EDR: Bumblebee explicitly does not touch process/network/file-hash IOCs — that’s EDR territory.

One-liner positioning: it’s approximately “OSV-Scanner’s read-only lockfile approach” + “osquery’s fleet endpoint perspective” + “coverage for extensions and MCP,” but with deliberately minimal matching logic — designed to rapidly answer “who got hit” the moment an incident breaks.

Limitations and Trade-offs

Known limitations: macOS and Linux only, no Windows (the community’s biggest complaint); no coverage for Cargo, Maven/Gradle, NuGet, Hex, Swift PM, Yarn PnP’s .pnp.data.json, Bun binary bun.lockb, or Safari extensions. version is often empty for MCP configs and many package managers (configurations don’t pin install versions). Exposure matching is exact-only, no version ranges. The threat_intel catalog is AI-drafted; the README explicitly requires “review against current advisories before production use.”

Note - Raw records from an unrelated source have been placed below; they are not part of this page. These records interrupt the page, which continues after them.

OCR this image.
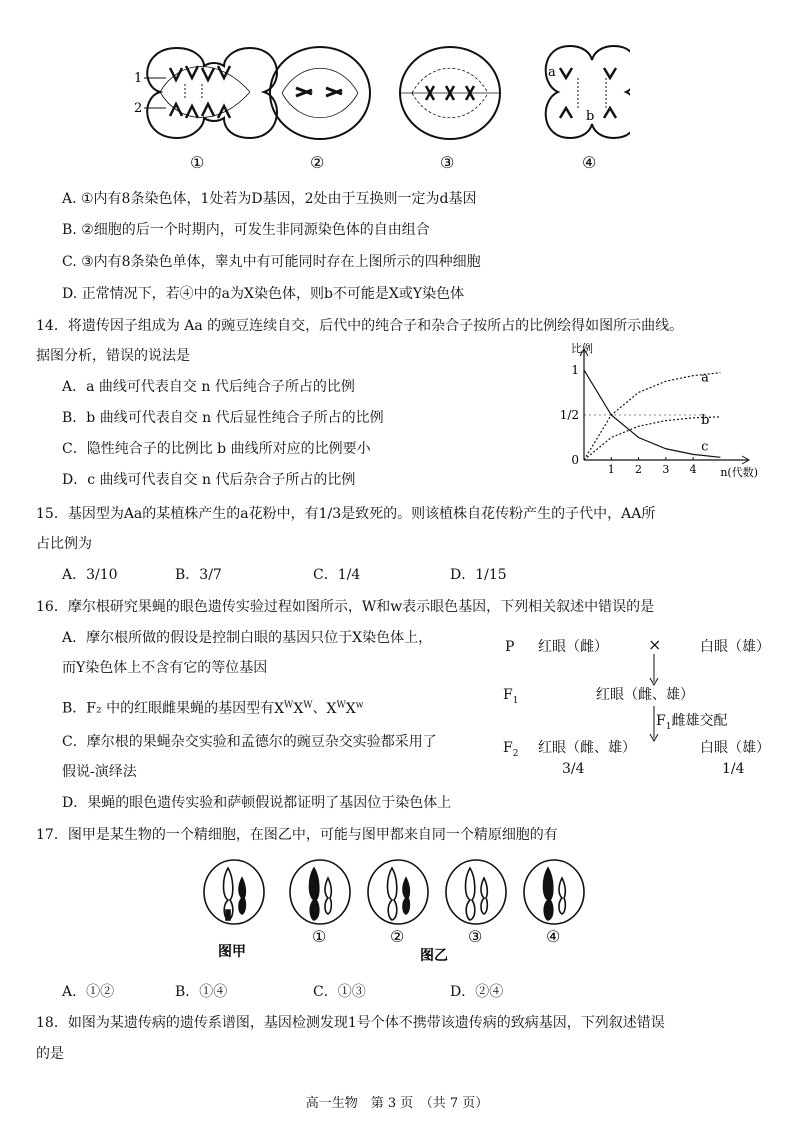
1
2
a
b
①	②	③	④
A. ①内有8条染色体，1处若为D基因，2处由于互换则一定为d基因
B. ②细胞的后一个时期内，可发生非同源染色体的自由组合
C. ③内有8条染色单体，睾丸中有可能同时存在上图所示的四种细胞
D. 正常情况下，若④中的a为X染色体，则b不可能是X或Y染色体
14．将遗传因子组成为 Aa 的豌豆连续自交，后代中的纯合子和杂合子按所占的比例绘得如图所示曲线。
据图分析，错误的说法是
A．a 曲线可代表自交 n 代后纯合子所占的比例
B．b 曲线可代表自交 n 代后显性纯合子所占的比例
C．隐性纯合子的比例比 b 曲线所对应的比例要小
D．c 曲线可代表自交 n 代后杂合子所占的比例
0
1/2
1
1 2 3 4
比例
n(代数)
a
b
c
15．基因型为Aa的某植株产生的a花粉中，有1/3是致死的。则该植株自花传粉产生的子代中，AA所
占比例为
A．3/10	B．3/7	C．1/4	D．1/15
16．摩尔根研究果蝇的眼色遗传实验过程如图所示，W和w表示眼色基因，下列相关叙述中错误的是
A．摩尔根所做的假设是控制白眼的基因只位于X染色体上，
而Y染色体上不含有它的等位基因
B．F₂ 中的红眼雌果蝇的基因型有$X^WX^W$、$X^WX^w$
C．摩尔根的果蝇杂交实验和孟德尔的豌豆杂交实验都采用了
假说-演绎法
D．果蝇的眼色遗传实验和萨顿假说都证明了基因位于染色体上
P 红眼（雌）	×	白眼（雄）
$F_1$	红眼（雌、雄）
$F_1$雌雄交配
$F_2$ 红眼（雌、雄）	白眼（雄）
3/4	1/4
17．图甲是某生物的一个精细胞，在图乙中，可能与图甲都来自同一个精原细胞的有
图甲
①	②
图乙
③	④
A．①②	B．①④	C．①③	D．②④
18．如图为某遗传病的遗传系谱图，基因检测发现1号个体不携带该遗传病的致病基因，下列叙述错误
的是
高一生物　第 3 页　（共 7 页）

Overall, every “non-feature” in Bumblebee is a design choice, not laziness: no execution (avoids triggering postinstall worms), no state storage (avoids bad deltas), no built-in feed (correlation offloaded to downstream), no direct object storage transport (avoids scattering cloud credentials to every endpoint), no secret capture (env/URL actively scrubbed). It concentrates complexity in “clean snapshot + stable record_id + receiver-side current-state model,” delivering a zero-dependency, auditable, one-shot binary that’s safe to run on developer laptops. The trade-off is that it’s deliberately blunt — it doesn’t understand version ranges, severity, requires you to supply your own catalog and your own backend — but for the narrow question of “at incident time, who in the fleet got hit,” it’s exactly as blunt as it needs to be.